A Randomized Trial of Automated Insulin Delivery in Type 2 Diabetes.
Summary
In 319 insulin-treated adults with type 2 diabetes, automated insulin delivery reduced HbA1c by 0.6 percentage points more than control over 13 weeks and increased time-in-range by 14 percentage points, with low hypoglycemia risk. All CGM hyperglycemia metrics favored AID.
Key Findings
- HbA1c decreased by 0.9% with AID vs 0.3% with control; adjusted difference −0.6% (95% CI −0.8 to −0.4; P<0.001).
- Time-in-range (70–180 mg/dL) increased from 48% to 64% with AID vs 51% to 52% with control; mean difference 14 percentage points (P<0.001).
- CGM hyperglycemia metrics were significantly better with AID; hypoglycemia was low in both groups with one severe event in AID.
Clinical Implications
Clinicians can consider AID to improve glycemic control and time-in-range in insulin-treated type 2 diabetes, with minimal increased hypoglycemia risk over 13 weeks.
Why It Matters
This multicenter RCT in NEJM provides high-level evidence that AID benefits insulin-treated type 2 diabetes, a population historically excluded from closed-loop trials.
Limitations
- Short follow-up duration (13 weeks) limits assessment of long-term safety and durability.

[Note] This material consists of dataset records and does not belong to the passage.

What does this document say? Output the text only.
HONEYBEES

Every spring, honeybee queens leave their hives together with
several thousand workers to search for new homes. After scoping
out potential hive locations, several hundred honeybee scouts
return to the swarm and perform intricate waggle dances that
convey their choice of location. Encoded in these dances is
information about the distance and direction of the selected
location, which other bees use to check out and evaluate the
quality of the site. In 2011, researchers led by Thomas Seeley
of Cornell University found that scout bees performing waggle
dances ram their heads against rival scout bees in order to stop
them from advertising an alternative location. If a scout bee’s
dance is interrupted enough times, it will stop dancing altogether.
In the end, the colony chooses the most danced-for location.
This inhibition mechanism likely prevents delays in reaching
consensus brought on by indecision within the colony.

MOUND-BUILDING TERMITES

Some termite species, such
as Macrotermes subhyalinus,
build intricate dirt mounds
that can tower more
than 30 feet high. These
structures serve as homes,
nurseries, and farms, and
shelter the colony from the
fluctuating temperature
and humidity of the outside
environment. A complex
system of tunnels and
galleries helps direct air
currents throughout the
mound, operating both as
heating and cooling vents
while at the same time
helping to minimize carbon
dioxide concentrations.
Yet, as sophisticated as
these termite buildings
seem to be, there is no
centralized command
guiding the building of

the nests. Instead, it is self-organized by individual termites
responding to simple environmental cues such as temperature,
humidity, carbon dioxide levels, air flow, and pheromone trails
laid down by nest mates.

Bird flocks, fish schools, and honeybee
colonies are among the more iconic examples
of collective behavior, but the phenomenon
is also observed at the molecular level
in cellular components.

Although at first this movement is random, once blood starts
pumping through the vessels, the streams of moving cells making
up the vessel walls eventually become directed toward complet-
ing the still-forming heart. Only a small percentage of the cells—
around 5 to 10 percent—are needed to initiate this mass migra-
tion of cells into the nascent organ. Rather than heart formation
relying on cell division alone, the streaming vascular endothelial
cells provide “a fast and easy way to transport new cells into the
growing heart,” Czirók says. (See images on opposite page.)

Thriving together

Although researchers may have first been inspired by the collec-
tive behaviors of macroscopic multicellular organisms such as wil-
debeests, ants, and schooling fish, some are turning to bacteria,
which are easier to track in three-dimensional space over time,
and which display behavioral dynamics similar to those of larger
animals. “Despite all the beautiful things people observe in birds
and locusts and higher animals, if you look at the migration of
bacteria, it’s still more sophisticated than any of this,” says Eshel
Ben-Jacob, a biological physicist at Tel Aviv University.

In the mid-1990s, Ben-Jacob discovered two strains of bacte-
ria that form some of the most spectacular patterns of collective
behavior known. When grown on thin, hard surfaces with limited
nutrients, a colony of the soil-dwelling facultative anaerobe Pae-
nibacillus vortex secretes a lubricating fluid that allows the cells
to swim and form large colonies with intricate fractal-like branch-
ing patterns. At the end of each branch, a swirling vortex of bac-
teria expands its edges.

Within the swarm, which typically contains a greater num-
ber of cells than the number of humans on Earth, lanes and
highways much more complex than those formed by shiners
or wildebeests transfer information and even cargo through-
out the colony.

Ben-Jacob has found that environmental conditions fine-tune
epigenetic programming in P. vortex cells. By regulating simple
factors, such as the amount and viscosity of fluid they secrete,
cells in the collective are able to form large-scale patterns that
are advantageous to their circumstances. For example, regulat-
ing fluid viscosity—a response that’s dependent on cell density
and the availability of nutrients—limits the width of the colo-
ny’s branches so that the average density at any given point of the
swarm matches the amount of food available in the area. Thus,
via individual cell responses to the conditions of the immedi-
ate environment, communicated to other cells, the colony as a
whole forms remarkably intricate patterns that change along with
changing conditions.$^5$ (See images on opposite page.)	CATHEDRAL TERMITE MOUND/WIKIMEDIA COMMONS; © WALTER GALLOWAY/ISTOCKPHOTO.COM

- Potential lack of blinding and single-industry sponsorship may introduce bias.
Future Directions
Longer-term, diverse-population trials assessing durability, cost-effectiveness, quality of life, and rare adverse events; head-to-head comparisons among AID algorithms in type 2 diabetes.
Study Information
- Study Type
- RCT
- Research Domain
- Treatment
- Evidence Level
- I - Multicenter randomized controlled trial with prespecified outcomes.